Terakhir kali dia melihat Jupiter adalah 15 tahun yang lalu.
Rekannya, yang dulunya begitu dekat hingga rela mengorbankan nyawa untuk satu sama lain, kini telah terkubur di bawah tanah yang dingin.
“Aku tidak menyangka kau akan mati di tempat seperti ini.”
Reina mengangkat kepalanya untuk melihat sekeliling.
“Lokasinya di wilayah selatan, seperti yang Anda inginkan, tetapi…”
Hanya sebuah kota benteng yang tandus dan sunyi berdiri terpencil di dataran luas itu.

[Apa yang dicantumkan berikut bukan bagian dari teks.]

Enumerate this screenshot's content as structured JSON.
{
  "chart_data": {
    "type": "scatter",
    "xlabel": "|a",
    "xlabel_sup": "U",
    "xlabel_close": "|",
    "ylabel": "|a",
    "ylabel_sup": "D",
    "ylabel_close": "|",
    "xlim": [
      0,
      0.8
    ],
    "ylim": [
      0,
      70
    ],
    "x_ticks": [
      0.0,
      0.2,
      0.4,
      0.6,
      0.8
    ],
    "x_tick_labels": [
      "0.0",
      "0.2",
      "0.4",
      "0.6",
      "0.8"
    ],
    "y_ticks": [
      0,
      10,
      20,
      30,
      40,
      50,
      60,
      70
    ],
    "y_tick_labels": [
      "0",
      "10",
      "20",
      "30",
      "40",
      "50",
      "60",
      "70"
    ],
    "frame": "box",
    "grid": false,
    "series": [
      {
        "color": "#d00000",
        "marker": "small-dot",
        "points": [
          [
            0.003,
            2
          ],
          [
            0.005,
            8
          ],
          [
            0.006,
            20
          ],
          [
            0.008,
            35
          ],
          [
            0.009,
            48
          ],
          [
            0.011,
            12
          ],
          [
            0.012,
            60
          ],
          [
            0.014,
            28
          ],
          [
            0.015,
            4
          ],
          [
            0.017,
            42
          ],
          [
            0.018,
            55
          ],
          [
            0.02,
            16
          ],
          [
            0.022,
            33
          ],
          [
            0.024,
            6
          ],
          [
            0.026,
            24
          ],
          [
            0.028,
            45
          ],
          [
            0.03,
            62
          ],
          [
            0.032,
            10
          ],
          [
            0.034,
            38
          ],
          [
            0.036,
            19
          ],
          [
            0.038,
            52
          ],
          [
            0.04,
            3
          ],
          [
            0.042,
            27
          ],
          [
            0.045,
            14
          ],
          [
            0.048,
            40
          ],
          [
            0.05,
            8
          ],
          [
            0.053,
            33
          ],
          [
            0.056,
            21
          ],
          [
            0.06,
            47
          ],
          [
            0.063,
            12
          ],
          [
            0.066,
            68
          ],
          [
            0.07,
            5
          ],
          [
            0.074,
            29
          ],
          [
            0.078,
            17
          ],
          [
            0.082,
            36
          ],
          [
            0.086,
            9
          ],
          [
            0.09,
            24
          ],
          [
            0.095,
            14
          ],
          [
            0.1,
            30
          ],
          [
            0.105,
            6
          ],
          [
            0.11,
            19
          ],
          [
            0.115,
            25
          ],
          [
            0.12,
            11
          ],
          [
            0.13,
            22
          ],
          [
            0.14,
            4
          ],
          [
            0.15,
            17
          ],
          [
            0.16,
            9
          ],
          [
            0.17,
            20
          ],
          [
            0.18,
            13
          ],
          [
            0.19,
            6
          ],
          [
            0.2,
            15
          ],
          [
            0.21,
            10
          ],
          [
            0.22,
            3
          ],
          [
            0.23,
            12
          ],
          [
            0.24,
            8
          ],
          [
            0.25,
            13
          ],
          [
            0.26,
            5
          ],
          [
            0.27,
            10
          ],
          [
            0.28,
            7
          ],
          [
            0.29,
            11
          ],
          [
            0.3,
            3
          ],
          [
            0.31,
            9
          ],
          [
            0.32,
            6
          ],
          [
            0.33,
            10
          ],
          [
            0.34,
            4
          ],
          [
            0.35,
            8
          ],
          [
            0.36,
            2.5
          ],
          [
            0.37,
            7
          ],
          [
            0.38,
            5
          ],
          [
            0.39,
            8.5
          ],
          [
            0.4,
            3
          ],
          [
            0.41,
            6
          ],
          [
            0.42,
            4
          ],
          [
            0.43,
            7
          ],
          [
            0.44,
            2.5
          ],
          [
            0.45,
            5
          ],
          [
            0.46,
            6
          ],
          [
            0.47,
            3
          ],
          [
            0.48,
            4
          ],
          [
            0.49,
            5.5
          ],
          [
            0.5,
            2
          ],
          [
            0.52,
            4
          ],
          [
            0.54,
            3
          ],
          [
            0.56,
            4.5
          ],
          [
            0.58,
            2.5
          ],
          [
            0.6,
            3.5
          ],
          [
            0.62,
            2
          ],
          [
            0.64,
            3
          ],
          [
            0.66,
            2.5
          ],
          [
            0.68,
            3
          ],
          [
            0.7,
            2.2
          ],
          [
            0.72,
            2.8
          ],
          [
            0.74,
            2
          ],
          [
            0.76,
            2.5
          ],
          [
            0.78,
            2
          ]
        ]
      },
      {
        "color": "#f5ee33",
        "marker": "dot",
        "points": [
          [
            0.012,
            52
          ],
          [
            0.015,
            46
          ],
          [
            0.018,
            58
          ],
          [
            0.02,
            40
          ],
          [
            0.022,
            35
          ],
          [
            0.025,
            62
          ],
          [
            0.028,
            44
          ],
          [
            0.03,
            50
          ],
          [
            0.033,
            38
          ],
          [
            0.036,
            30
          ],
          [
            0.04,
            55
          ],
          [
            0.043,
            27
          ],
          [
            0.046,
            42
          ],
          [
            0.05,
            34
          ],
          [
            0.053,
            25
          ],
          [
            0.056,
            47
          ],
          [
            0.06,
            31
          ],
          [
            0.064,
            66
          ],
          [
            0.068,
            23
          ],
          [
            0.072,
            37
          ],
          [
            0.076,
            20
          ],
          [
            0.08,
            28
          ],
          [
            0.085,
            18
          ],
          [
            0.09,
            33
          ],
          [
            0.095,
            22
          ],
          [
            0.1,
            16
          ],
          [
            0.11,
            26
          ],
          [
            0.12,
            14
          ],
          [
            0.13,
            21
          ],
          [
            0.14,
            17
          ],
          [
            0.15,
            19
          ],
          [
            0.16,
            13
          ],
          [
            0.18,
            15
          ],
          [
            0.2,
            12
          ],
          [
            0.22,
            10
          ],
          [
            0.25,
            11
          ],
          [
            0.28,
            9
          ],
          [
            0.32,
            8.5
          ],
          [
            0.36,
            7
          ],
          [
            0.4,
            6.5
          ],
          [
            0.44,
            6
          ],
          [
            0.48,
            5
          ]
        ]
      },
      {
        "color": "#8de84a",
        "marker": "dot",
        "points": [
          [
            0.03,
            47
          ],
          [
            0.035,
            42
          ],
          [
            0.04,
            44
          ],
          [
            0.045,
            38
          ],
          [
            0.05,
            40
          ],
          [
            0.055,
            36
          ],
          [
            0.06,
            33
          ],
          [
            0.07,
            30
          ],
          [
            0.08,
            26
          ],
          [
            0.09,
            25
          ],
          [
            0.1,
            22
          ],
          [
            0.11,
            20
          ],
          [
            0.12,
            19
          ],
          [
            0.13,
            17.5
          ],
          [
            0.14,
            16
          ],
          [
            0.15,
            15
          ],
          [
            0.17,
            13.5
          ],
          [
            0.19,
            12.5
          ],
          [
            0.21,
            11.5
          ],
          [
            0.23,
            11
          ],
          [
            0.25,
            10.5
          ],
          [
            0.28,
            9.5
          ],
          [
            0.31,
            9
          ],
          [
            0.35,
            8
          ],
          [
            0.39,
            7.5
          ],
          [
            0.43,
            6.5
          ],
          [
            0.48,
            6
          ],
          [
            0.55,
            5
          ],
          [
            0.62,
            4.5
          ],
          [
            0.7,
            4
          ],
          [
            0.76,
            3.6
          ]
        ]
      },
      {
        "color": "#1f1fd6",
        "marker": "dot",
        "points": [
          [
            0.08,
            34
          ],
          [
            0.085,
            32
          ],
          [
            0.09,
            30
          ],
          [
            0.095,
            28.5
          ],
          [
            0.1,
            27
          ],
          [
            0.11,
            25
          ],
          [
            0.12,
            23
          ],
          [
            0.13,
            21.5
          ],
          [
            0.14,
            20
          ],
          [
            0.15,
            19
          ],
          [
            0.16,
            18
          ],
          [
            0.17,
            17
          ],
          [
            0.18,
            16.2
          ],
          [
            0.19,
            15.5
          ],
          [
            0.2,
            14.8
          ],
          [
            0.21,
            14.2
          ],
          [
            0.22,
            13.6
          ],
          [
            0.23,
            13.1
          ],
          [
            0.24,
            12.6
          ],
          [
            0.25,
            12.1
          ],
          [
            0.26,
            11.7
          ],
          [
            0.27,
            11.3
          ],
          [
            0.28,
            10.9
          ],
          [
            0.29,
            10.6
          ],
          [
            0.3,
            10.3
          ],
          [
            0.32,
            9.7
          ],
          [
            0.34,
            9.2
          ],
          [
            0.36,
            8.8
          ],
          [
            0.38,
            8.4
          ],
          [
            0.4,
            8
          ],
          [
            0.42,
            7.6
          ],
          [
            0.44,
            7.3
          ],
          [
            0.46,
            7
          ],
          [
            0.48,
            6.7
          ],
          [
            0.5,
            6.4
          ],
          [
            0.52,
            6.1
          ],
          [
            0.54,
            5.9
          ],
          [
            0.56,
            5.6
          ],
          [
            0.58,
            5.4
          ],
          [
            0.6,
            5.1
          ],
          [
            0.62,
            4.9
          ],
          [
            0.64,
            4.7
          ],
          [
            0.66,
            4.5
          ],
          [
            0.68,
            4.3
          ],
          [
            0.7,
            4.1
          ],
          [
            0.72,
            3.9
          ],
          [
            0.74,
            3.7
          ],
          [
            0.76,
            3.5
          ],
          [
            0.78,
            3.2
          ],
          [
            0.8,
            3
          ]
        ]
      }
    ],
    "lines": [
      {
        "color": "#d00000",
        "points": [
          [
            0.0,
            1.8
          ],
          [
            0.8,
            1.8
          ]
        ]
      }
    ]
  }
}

“Tidak ada kolam renang yang berisi air, tidak ada resor mewah.”
Reina mendecakkan lidah.
“Kau meninggal dengan begitu tragis, apakah itu karena apa yang terjadi saat itu?”
Tidak ada jawaban atas pertanyaannya.
Reina menatap batu nisan Jupiter dengan tatapan dingin.
“Aku masih belum bisa memahamimu.”
Dia merobek bungkus rokok baru, mengambil satu batang, memasukkannya ke mulutnya, dan meletakkan sisa bungkus rokok itu di atas batu nisan.
“Aku mulai merokok benda menjijikkan ini untuk bisa dekat denganmu… tapi kau meninggal dan berhenti, dan sekarang aku terjebak merokok sendirian.”
Kenangan 20 tahun bersama Jupiter terlintas di benak Reina seperti sebuah panorama.
Masa muda yang penuh gejolak itu…
“…”
Dia tidak menyalakan rokoknya, hanya menatap kosong ke arah batu nisan itu.
“Ah.”
Sebuah suara terdengar dari sampingnya. Reina menoleh.
Seorang wanita muda, mengenakan jubah besar dengan topi tinggi, sedang mendekat. Wajah sebelah kirinya, yang dihiasi bekas luka samar, tertutup oleh rambutnya, dan dia memegang beberapa bunga di tangannya.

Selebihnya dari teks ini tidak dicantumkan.